Thursday, April 30, 2009

Qualified Institutional Placement


Qualified institutional placement (QIP) is simply the means whereby a listed company can issue equity shares, fully and partly convertible debentures, or any securities other than warrants which are convertible to equity shares to a Qualified Institutional Buyer (QIB).

Apart from preferential allotment, this is the only other method of private placement. However, it scores over other methods, as it does not involve many of the common procedural requirements such as the submission of pre-issue filings to the market regulator. 

Why was it introduced? 

The Securities and Exchange Board of India (Sebi) introduced the QIP process in 2006, to prevent listed companies in India from developing an excessive dependence on foreign capital. 

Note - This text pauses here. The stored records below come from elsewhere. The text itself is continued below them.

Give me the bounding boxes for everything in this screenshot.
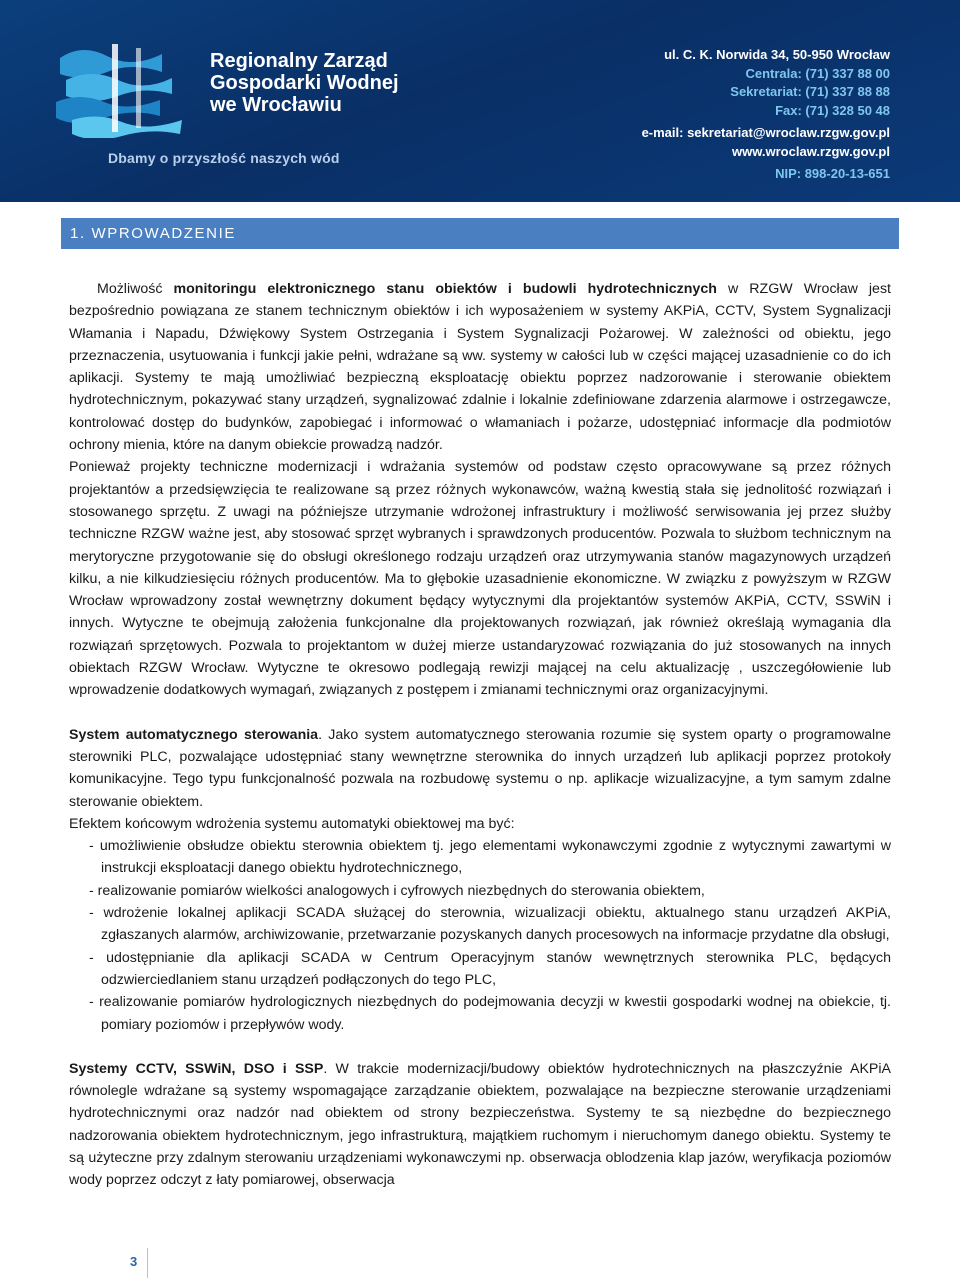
list-item: - wdrożenie lokalnej aplikacji SCADA służącej do sterownia, wizualizacji obiektu, aktualnego stanu urządzeń AKPiA, zgłaszanych alarmów, archiwizowanie, przetwarzanie pozyskanych danych procesowych na informacje przydatne dla obsługi, (89, 905, 891, 944)
automation-list-intro: Efektem końcowym wdrożenia systemu automatyki obiektowej ma być: (69, 815, 515, 832)
phone-sekretariat: Sekretariat: (71) 337 88 88 (730, 84, 890, 99)
nip: NIP: 898-20-13-651 (775, 166, 890, 181)
rzgw-logo-icon (52, 38, 202, 138)
address: ul. C. K. Norwida 34, 50-950 Wrocław (664, 47, 890, 62)
section-title: 1. WPROWADZENIE (70, 225, 236, 242)
fax: Fax: (71) 328 50 48 (775, 102, 890, 118)
organization-name: Regionalny Zarząd Gospodarki Wodnej we Wrocławiu (210, 50, 399, 116)
cctv-heading: Systemy CCTV, SSWiN, DSO i SSP (69, 1060, 324, 1077)
document-body (69, 278, 891, 1192)
cctv-paragraph: Systemy CCTV, SSWiN, DSO i SSP. W trakcie modernizacji/budowy obiektów hydrotechnicznych na płaszczyźnie AKPiA równolegle wdrażane są systemy wspomagające zarządzanie obiektem, pozwalające na bezpieczne sterowanie urządzeniami hydrotechnicznymi oraz nadzór nad obiektem od strony bezpieczeństwa. Systemy te są niezbędne do bezpiecznego nadzorowania obiektem hydrotechnicznym, jego infrastrukturą, majątkiem ruchomym i nieruchomym danego obiektu. Systemy te są użyteczne przy zdalnym sterowaniu urządzeniami wykonawczymi np. obserwacja oblodzenia klap jazów, weryfikacja poziomów wody poprzez odczyt z łaty pomiarowej, obserwacja (69, 1060, 891, 1189)
list-item: - realizowanie pomiarów hydrologicznych niezbędnych do podejmowania decyzji w kwestii gospodarki wodnej na obiekcie, tj. pomiary poziomów i przepływów wody. (89, 994, 891, 1033)
intro-bold-phrase: monitoringu elektronicznego stanu obiektów i budowli hydrotechnicznych (173, 281, 717, 297)
list-item: - umożliwienie obsłudze obiektu sterownia obiektem tj. jego elementami wykonawczymi zgodnie z wytycznymi zawartymi w instrukcji eksploatacji danego obiektu hydrotechnicznego, (89, 838, 891, 877)
intro-paragraph-2: Ponieważ projekty techniczne modernizacji i wdrażania systemów od podstaw często opracowywane są przez różnych projektantów a przedsięwzięcia te realizowane są przez różnych wykonawców, ważną kwestią stała się jednolitość rozwiązań i stosowanego sprzętu. Z uwagi na późniejsze utrzymanie wdrożonej infrastruktury i możliwość serwisowania jej przez służby techniczne RZGW ważne jest, aby stosować sprzęt wybranych i sprawdzonych producentów. Pozwala to służbom technicznym na merytoryczne przygotowanie się do obsługi określonego rodzaju urządzeń oraz utrzymywania stanów magazynowych urządzeń kilku, a nie kilkudziesięciu różnych producentów. Ma to głębokie uzasadnienie ekonomiczne. W związku z powyższym w RZGW Wrocław wprowadzony został wewnętrzny dokument będący wytycznymi dla projektantów systemów AKPiA, CCTV, SSWiN i innych. Wytyczne te obejmują założenia funkcjonalne dla projektowanych rozwiązań, jak również określają wymagania dla rozwiązań sprzętowych. Pozwala to projektantom w dużej mierze ustandaryzować rozwiązania do już stosowanych na innych obiektach RZGW Wrocław. Wytyczne te okresowo podlegają rewizji mającej na celu aktualizację , uszczegółowienie lub wprowadzenie dodatkowych wymagań, związanych z postępem i zmianami technicznymi oraz organizacyjnymi. (69, 459, 891, 699)
phone-centrala: Centrala: (71) 337 88 00 (745, 65, 890, 81)
website: www.wroclaw.rzgw.gov.pl (732, 143, 890, 159)
automation-paragraph: System automatycznego sterowania. Jako system automatycznego sterowania rozumie się system oparty o programowalne sterowniki PLC, pozwalające udostępniać stany wewnętrzne sterownika do innych urządzeń lub aplikacji poprzez protokoły komunikacyjne. Tego typu funkcjonalność pozwala na rozbudowę systemu o np. aplikacje wizualizacyjne, a tym samym zdalne sterowanie obiektem. (69, 726, 891, 810)
contact-block (642, 46, 890, 184)
list-item: - udostępnianie dla aplikacji SCADA w Centrum Operacyjnym stanów wewnętrznych sterownika PLC, będących odzwierciedlaniem stanu urządzeń podłączonych do tego PLC, (89, 949, 891, 988)
automation-heading: System automatycznego sterowania (69, 726, 319, 743)
automation-list (69, 835, 891, 1036)
section-header-bar (61, 218, 899, 249)
email: e-mail: sekretariat@wroclaw.rzgw.gov.pl (641, 125, 890, 140)
letterhead-banner (0, 0, 960, 202)
page-number-divider (147, 1248, 148, 1278)
list-item: - realizowanie pomiarów wielkości analogowych i cyfrowych niezbędnych do sterowania obiektem, (89, 882, 705, 899)
page-number: 3 (130, 1254, 138, 1269)
slogan: Dbamy o przyszłość naszych wód (108, 150, 340, 166)
intro-paragraph: Możliwość monitoringu elektronicznego stanu obiektów i budowli hydrotechnicznych w RZGW Wrocław jest bezpośrednio powiązana ze stanem technicznym obiektów i ich wyposażeniem w systemy AKPiA, CCTV, System Sygnalizacji Włamania i Napadu, Dźwiękowy System Ostrzegania i System Sygnalizacji Pożarowej. W zależności od obiektu, jego przeznaczenia, usytuowania i funkcji jakie pełni, wdrażane są ww. systemy w całości lub w części mającej uzasadnienie co do ich aplikacji. Systemy te mają umożliwiać bezpieczną eksploatację obiektu poprzez nadzorowanie i sterowanie obiektem hydrotechnicznym, pokazywać stany urządzeń, sygnalizować zdalnie i lokalnie zdefiniowane zdarzenia alarmowe i ostrzegawcze, kontrolować dostęp do budynków, zapobiegać i informować o włamaniach i pożarze, udostępniać informacje dla podmiotów ochrony mienia, które na danym obiekcie prowadzą nadzór. (69, 281, 891, 454)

The complications associated with raising capital in the domestic markets had led many companies to look at tapping the overseas markets via Foreign Currency Convertible Bonds (FCCB) and Global Depository Receipts (GDR) to fulfil their needs. To keep a check on this process and to give a push to the domestic markets, QIPs were launched. 

QIP in the news lately 

The latest company which adopted the QIP route to raising capital is the cash-strapped real estate major Unitech. While Unitech has managed to garner Rs 1620 crore through QIP, the promoter holding has now come down to 51%.

There are also reports that LIC Housing Finance is mulling over a QIP where it is expected to issue shares of the value of up to 10% of its total paid up capital.